Retirada durante años del rock, Ana Curra reclutó para la resurrección de El acto a César Scappa (guitarrista, escritor y su actual pareja), Manolo UVI (bajo y excomponente de La UVI y Commando 9mm), José Battaglio (guitarra y miembro de La Frontera) y Rafa Le Doc (batería). Un quinteto curtido que se ha atrevido a volver a grabar cuatro de los temas del que fuese único disco de Parálisis Permanente. 

Aquella historia truncada marcó a muchos, como se pudo ver ayer en una sala Kapital colapsada y que demostró ser un lugar poco apropiado, con sus cuellos de botella, su diabólica disposición y sus dificultades sonoras, para rememorar aquellos tiempos que se fueron y que sólo a través de la música parecen volver.

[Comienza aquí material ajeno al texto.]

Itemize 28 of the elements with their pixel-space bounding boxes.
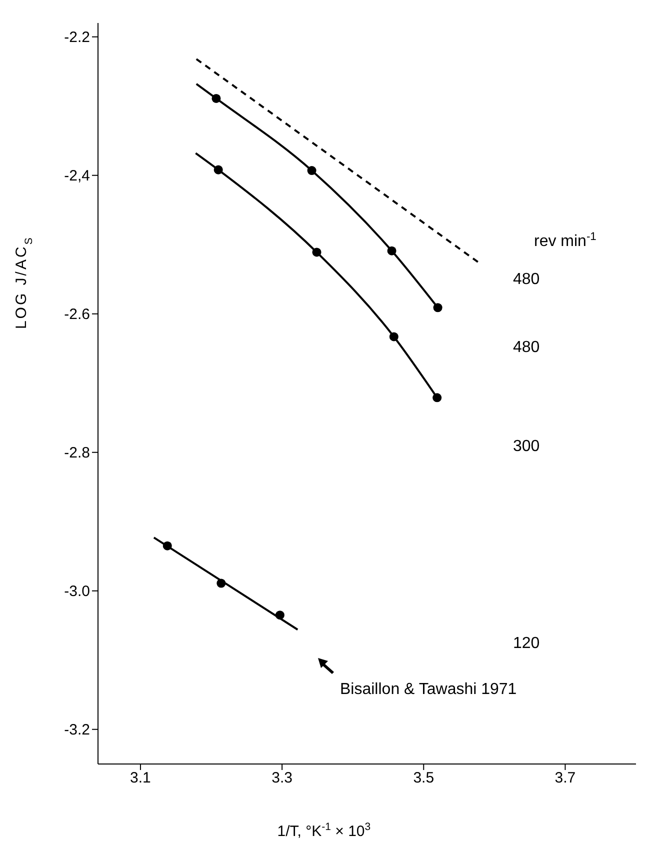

Olor a cuerazo, crestas y pelos de colores, besos, reencuentros, Amaral por aquí, Jesús Ordovás por allá, nostalgia festiva y ganas de cantar aquellas 13 canciones. 

Ana Curra, que fue el animal más bello de la Movida, salió cubierta con una gasa de rejilla negra que dejaba ver su ropa interior y de una chupa de cuero encima. A sus 53 años, se puede permitir revivir el look sexual y afilado de Parálisis Permanente sin que haya que lamentar ningún estrago por el paso del tiempo. Poniendo su voz en el lugar de él, la superviviente de Parálisis arrancó con El acto y el Quiero ser tu perro (desembarco en español del I wanna be your dog de Stooges), abalanzándose sobre los teclados para emular a John Cale. Luego Nacidos para dominar, Te gustará, Yo no y esa maravillosa versión del Héroes por la que muchos aprendieron lo que quería decir David Bowie. A partir de ahí, la locura y el karaoke colectivo: Tengo un pasajero y sus historias del mono, el Quiero ser santa del que luego se apropió Alaska, Vamos a jugar, Esto no es, Jugando a las cartas, Todo el mundo y un simbólico Unidos («Van a morir unidos») antes de un bis apoteósico bajo una proyección con la imagen de Benavente: Adictos a la lujuria, Autosuficiencia y Un día en Texas.